Gdy udało im się ubrać Harry'ego dziewczyny wzięły się za siebie. Spędzili jeszcze dwie godziny łażąc po sklepach i kupując różne ciuchy, buty i bieliznę. Nicole postanowiła też, że trzeba kupić Harry'emu telefon komórkowy. Dzięki temu będą mogli się szybciej kontaktować, kiedy chłopak będzie mieszkał u wujostwa. Ona swój już miała, ale do tej pory leżał bezużyteczny.  Po tym czasie postanowili pójść jeszcze na lody, a potem zmęczeniu skierowali się do domów. Harry niezadowolony z pomocą Remusa teleportował się na Privet Drive, a reszta wróciła na Grimould Place.

***
Rozdział miał być w piątek, ale brak internetu przeszkodził w moich planach, więc jest dzisiaj. 

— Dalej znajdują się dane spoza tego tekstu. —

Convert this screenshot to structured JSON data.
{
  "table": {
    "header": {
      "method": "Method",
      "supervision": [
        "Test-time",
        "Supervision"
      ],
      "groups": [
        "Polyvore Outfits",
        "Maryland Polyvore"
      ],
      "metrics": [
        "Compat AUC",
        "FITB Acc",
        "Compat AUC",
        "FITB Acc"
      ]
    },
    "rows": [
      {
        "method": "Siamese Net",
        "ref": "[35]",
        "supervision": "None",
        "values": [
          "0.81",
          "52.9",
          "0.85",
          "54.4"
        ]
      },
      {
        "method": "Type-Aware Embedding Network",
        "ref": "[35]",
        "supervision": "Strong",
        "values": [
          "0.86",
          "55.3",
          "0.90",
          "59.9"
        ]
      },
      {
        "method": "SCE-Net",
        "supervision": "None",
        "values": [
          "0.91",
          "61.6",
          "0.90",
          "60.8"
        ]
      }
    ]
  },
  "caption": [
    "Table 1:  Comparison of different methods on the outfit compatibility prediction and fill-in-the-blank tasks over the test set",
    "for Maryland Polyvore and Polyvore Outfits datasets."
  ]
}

A teraz słowem wyjaśnienia. Co do Syriusza to po prostu nie wyobrażam sobie mojego opowiadania bez tej postaci. Czy będzie niezbędny w dalszej akcji? To się jeszcze okaże. Jeśli chodzi o kanon to jakoś nie zastanawiam się czy to opowiadanie będzie się trzymać kanonu, czy nie. Raczej piszę wszystko tak jak sobie to wyobrażam nie zwracając uwagi na to czy trzymam się kanonu.

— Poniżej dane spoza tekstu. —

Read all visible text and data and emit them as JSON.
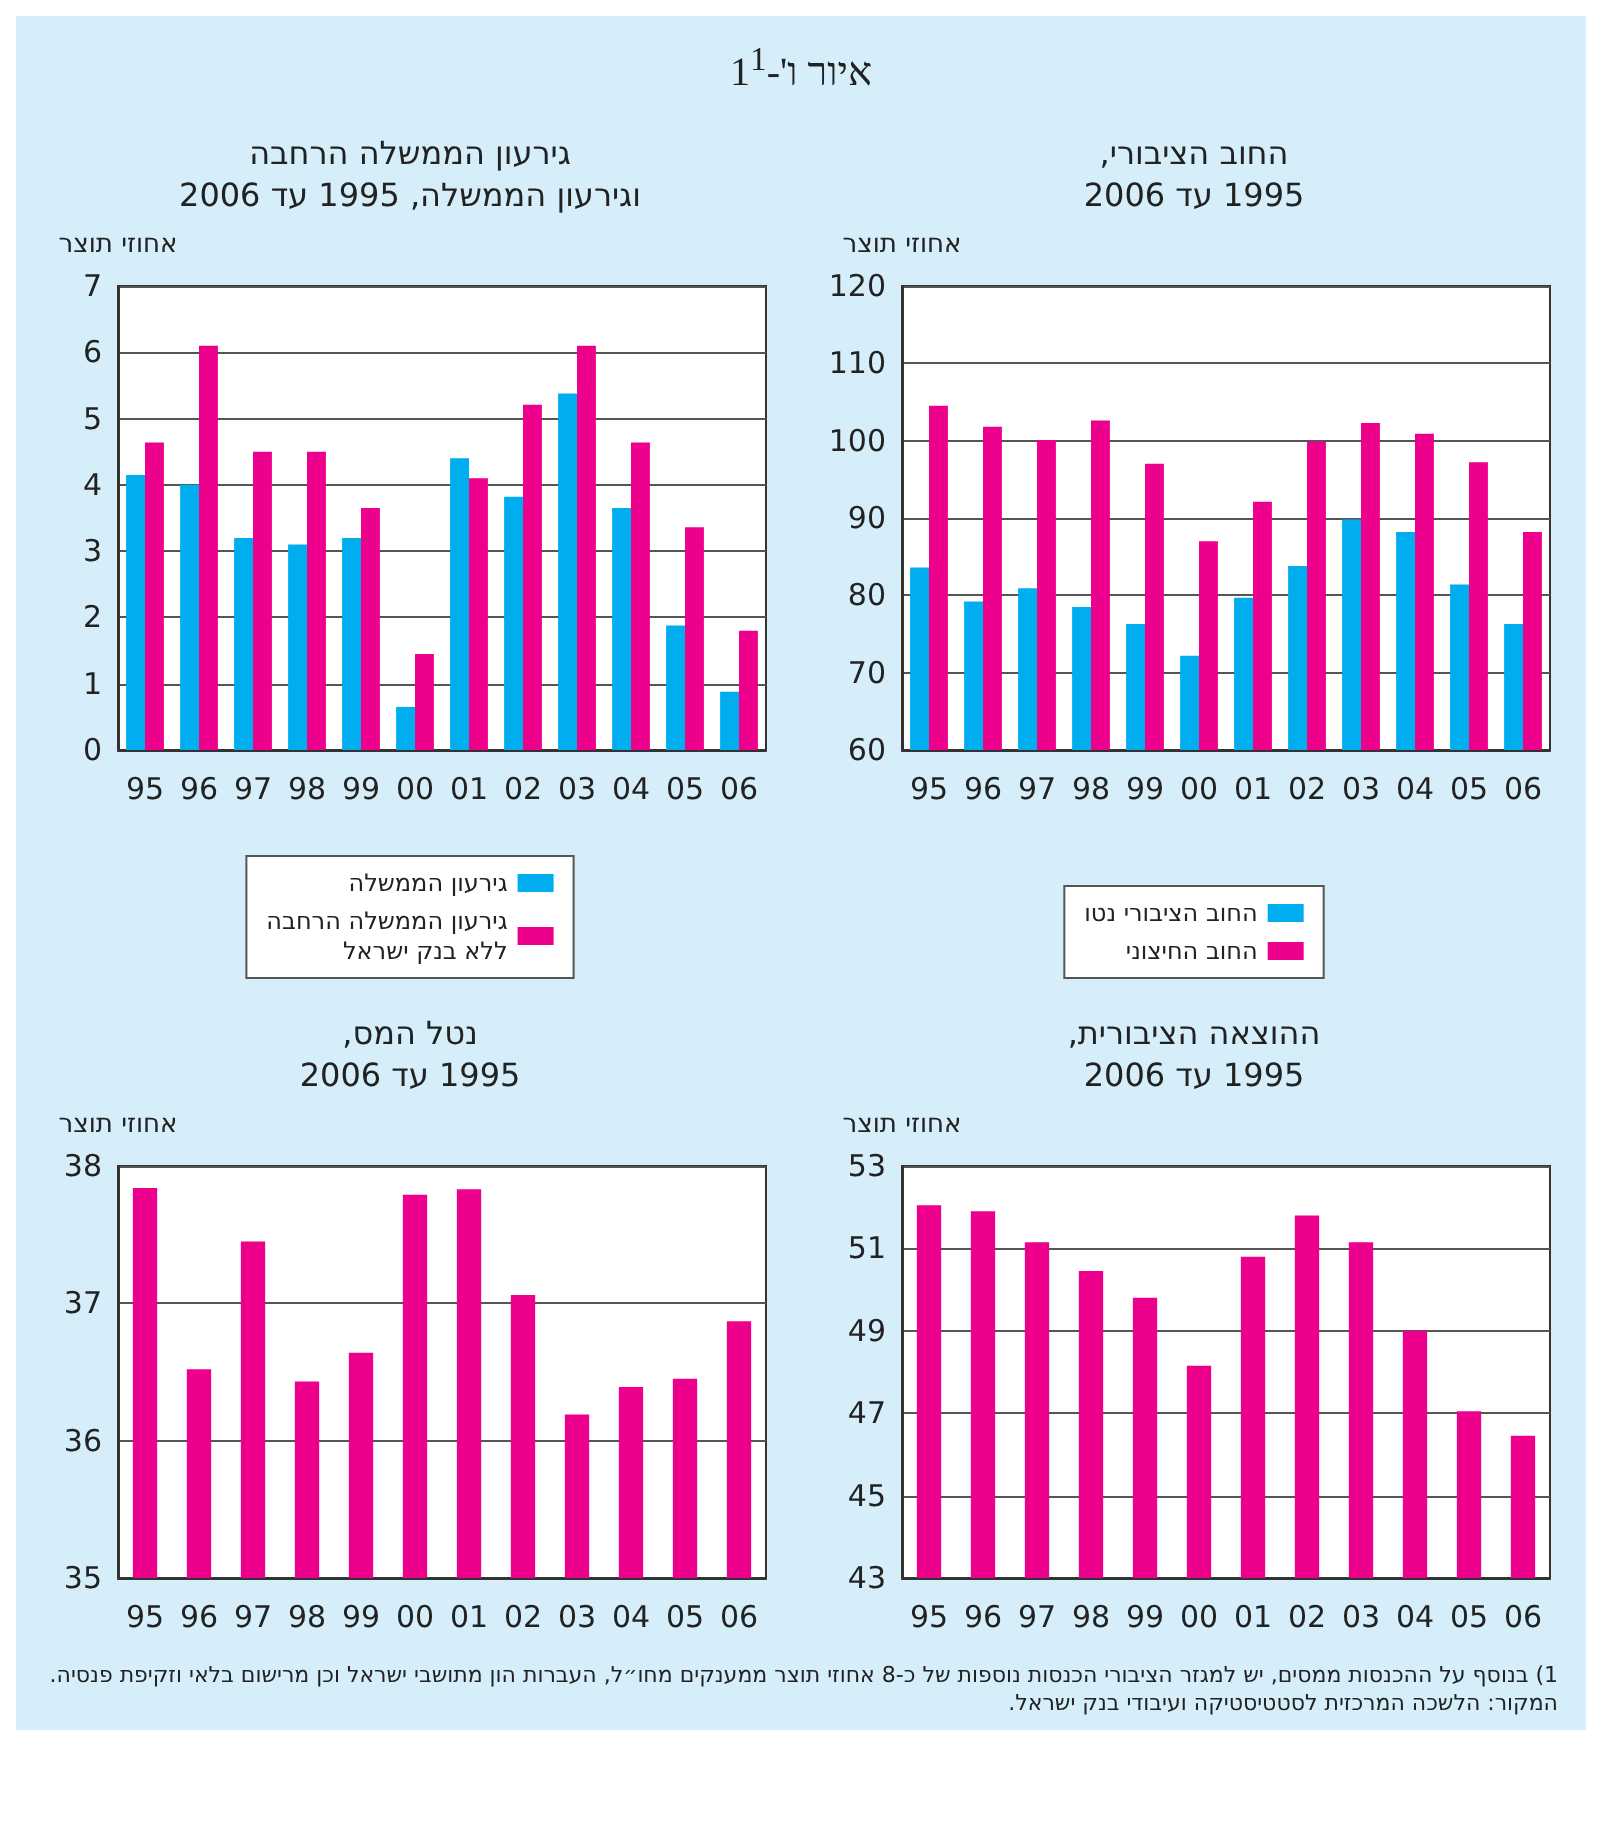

Bardzo dziękuję też za gratulację i nie przedłużając zapraszam do czytania. Następny rozdział za dwa tygodnie.
AniaXXX

piątek, 8 maja 2015

Rozdział 29


Atmosfera w Hogwarcie po niepokojących wieściach trochę się uspokoiła. Ku niepocieszeniu Nicole tajemniczy głos nie przestał jej się śnić, ani nie dowiedziała się co to może oznaczać. Jednak nauczyła się z tym żyć. Po prostu nie przykładała do tego większej uwagi, choć często się zastanawiała co może to wszystko oznaczać. 

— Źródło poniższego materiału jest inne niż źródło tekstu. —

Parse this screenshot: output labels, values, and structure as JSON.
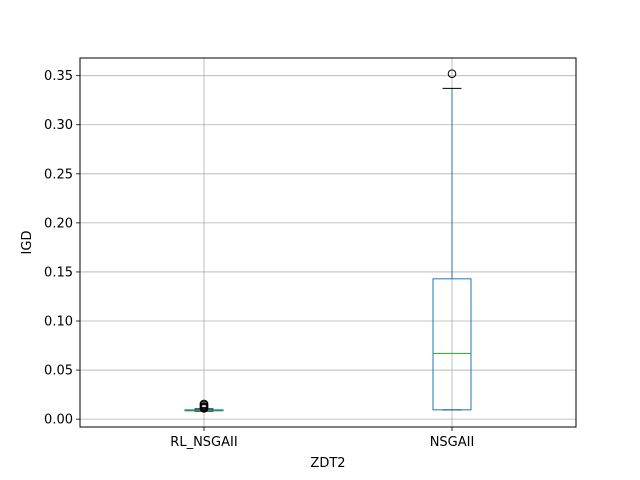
{
  "chart_data": {
    "type": "box",
    "title": "",
    "xlabel": "ZDT2",
    "ylabel": "IGD",
    "ylim": [
      -0.008,
      0.368
    ],
    "yticks": [
      0.0,
      0.05,
      0.1,
      0.15,
      0.2,
      0.25,
      0.3,
      0.35
    ],
    "ytick_labels": [
      "0.00",
      "0.05",
      "0.10",
      "0.15",
      "0.20",
      "0.25",
      "0.30",
      "0.35"
    ],
    "grid": true,
    "categories": [
      "RL_NSGAII",
      "NSGAII"
    ],
    "boxes": [
      {
        "name": "RL_NSGAII",
        "whisker_low": 0.008,
        "q1": 0.0085,
        "median": 0.009,
        "q3": 0.0095,
        "whisker_high": 0.0105,
        "outliers": [
          0.011,
          0.012,
          0.013,
          0.0145,
          0.0155
        ]
      },
      {
        "name": "NSGAII",
        "whisker_low": 0.0095,
        "q1": 0.0095,
        "median": 0.067,
        "q3": 0.143,
        "whisker_high": 0.337,
        "outliers": [
          0.352
        ]
      }
    ],
    "colors": {
      "box": "#1f77b4",
      "median": "#2ca02c",
      "grid": "#b0b0b0",
      "axis": "#000000",
      "outlier": "#000000"
    }
  }
}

Rok szkolny mijał Hogwartczykom bardzo wolno. Powoli zbliżał się czas egzaminów. W między czasie rozegrane zostały trzy kolejne mecze Quidditcha. Puchoni vs Gryfoni - Gryffindor z łatwością wygrał; Ślizgoni vs Puchoni - Slytherin wygrał i Gryfoni vs Krukoni - Gryffindor znowu wygrał, czym zapewnił sobie miejsce w finałowym meczu, w którym miał zmierzyć się ze Slytherinem. Obie drużyny miały po jednym przegranym meczu, więc szanse były równe. I jedna, i druga drużyna mocno przykładała się do treningów. Piątoroczni i siedmioroczni gracze dzielili czas pomiędzy Quidditcha, a naukę do egzaminów. Mimo braku czasu udawało im się to. Mecz finałowy miał się odbyć po wszystkich egzaminach, a zaraz przed nimi dyrektor zorganizował wyjście do Hogsmeade, z którego wszyscy uczniowie z chęcią skorzystali. Nicole, Camile, Vanessa i Pansy znowu przeciągnęły chłopaków po wszystkich sklepach z ciuchami, w których zaopatrzyli się w kolejne, tak naprawdę niepotrzebne szmatki. Po takim maratonie dziewczyny zadowolone zgodziły się łaskawie na wizytę w Zonku i Miodowym Królestwie. Na końcu z ogólnym zadowoleniem zatrzymali się w pubie pod Trzema Miotłami na kremowe piwo. Takie rozluźnienie przydało się w szczególności tym, którzy mieli pisać w kolejnym tygodniu SUMy i OWTMy. W ten dzień zamiast ślęczeć nad książkami, po prostu dobrze się bawili. Jednak czas egzaminów wreszcie musiał nadejść. Wśród uczniów były takie osoby jak Hermiona, które mimo olbrzymiej wiedzy bardzo panikowały przed egzaminami. Były też takie, które dopiero tydzień przed egzaminami stwierdzili, że wypadałoby coś powtórzyć. Ani do jednej, ani do drugiej grupy nie należała paczka ze Slytherinu, w skład, której wchodzili Nicole Potter, Camile i Draco Malfoy, Vanessa i Samuel Snape, Blaise Zabini oraz Pansy Parkinson. Oni byli pewni swojej wiedzy i wiedzieli, że musi im dobrze pójść. Nicole zauważyła, że jej brat również niezbyt się stresuje. Jedynie dzień przed SUMem z eliksirów był niespokojny, dlatego Ślizgonka postanowiła z nim porozmawiać. Znalazła go na błoniach, niedaleko jeziora, zaraz po SUMie z Historii Magii
- Jak ci dzisiaj poszło? - zapytała siadając obok niego
- Pewnie tragicznie, ale to historia magii, więc się nie przejmuję, bo i tak nie mam zamiaru kontynuować tego przedmiotu.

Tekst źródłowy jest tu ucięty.